Par lettre du 2 octobre 2025 M. B..., professeur des écoles et directeur d’école, a informé le directeur académique des services départementaux de l’éducation nationale du Bas-Rhin qu’il se voyait contraint de retourner auprès de ses enfants au C... dès le 15 octobre et qu’eu égard à l’urgence de sa situation, il sollicitait sa mise en disponibilité immédiate pour élever un enfant de moins de douze ans à titre dérogatoire et exceptionnel. Par la décision contestée du 3 novembre 2025, le directeur académique des services de l’éducation nationale du Bas-Rhin n’a pas fait droit à sa demande au motif qu’elle était « hors campagne » et de la continuité pédagogique des enseignements.
Les moyens soulevés par M. B... à l’appui de sa demande de mise en disponibilité exceptionnelle ne paraissent manifestement pas, en l’état de l’instruction, propres à créer un doute sérieux sur sa légalité.

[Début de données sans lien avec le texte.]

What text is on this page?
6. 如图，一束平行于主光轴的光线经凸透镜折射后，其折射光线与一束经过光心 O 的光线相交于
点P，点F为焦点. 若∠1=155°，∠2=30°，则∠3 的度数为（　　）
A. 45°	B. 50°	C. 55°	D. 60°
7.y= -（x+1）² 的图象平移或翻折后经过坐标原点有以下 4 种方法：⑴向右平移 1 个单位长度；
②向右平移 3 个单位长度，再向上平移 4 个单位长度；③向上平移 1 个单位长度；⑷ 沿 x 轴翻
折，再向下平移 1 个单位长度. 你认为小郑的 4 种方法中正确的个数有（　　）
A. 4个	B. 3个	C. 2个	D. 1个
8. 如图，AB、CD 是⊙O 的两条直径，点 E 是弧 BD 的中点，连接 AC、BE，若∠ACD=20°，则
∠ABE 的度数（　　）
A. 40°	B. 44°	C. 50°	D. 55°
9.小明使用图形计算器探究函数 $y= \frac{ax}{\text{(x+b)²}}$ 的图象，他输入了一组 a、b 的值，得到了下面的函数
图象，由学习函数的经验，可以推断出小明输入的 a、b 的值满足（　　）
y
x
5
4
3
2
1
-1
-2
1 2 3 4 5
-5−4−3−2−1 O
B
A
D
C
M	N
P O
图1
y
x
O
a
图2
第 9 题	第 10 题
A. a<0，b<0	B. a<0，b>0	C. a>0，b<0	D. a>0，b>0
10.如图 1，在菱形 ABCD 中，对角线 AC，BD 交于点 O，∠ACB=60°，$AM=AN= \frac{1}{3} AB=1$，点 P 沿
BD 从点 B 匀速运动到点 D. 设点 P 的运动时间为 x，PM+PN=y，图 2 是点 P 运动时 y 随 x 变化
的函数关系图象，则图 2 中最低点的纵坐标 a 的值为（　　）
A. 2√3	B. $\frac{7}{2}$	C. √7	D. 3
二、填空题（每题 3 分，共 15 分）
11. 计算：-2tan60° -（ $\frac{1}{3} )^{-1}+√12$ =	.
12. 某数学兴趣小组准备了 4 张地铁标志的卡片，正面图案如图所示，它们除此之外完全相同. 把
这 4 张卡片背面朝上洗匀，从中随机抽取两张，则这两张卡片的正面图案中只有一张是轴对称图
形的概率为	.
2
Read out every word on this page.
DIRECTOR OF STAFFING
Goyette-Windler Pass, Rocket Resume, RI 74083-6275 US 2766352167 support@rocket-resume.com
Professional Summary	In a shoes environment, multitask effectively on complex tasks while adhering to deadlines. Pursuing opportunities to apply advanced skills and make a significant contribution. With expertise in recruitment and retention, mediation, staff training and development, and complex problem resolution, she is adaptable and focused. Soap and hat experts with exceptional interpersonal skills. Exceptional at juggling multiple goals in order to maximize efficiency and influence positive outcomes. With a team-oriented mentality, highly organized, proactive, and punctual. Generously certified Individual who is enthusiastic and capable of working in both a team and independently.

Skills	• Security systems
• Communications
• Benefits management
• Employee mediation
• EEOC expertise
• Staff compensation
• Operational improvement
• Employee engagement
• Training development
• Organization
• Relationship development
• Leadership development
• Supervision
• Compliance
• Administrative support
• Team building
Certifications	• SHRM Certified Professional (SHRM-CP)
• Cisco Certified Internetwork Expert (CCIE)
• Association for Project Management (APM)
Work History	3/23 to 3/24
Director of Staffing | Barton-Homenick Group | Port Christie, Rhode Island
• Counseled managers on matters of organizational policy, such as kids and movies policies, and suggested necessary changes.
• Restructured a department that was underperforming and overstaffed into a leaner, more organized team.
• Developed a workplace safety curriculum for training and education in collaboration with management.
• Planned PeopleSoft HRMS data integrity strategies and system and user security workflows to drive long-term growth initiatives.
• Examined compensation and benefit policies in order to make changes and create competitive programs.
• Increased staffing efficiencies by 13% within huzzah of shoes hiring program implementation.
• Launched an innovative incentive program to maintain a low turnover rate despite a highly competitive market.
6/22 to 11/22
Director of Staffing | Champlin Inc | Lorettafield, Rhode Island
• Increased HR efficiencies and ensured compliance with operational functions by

Par suite, et sans qu’il soit besoin de se prononcer sur la condition tirée de l’urgence, les conclusions aux fins de suspension doivent être rejetées selon la procédure prévue par les dispositions de l’article L. 522-3 du code de justice administrative, ainsi que, par voie de conséquence, celles aux fins d’injonction.




O R D O N N E :

Article 1er : La requête de M. B... est rejetée.

Article 2 : La présente ordonnance sera notifiée à M. D... B....


Fait à Strasbourg, le 16 décembre 2025.


Le juge des référés,





T. A...


La République mande et ordonne au ministre de l’éducation nationale en ce qui le concerne ou à tous commissaires de justice à ce requis en ce qui concerne les voies de droit commun contre les parties privées, de pourvoir à l'exécution de la présente décision.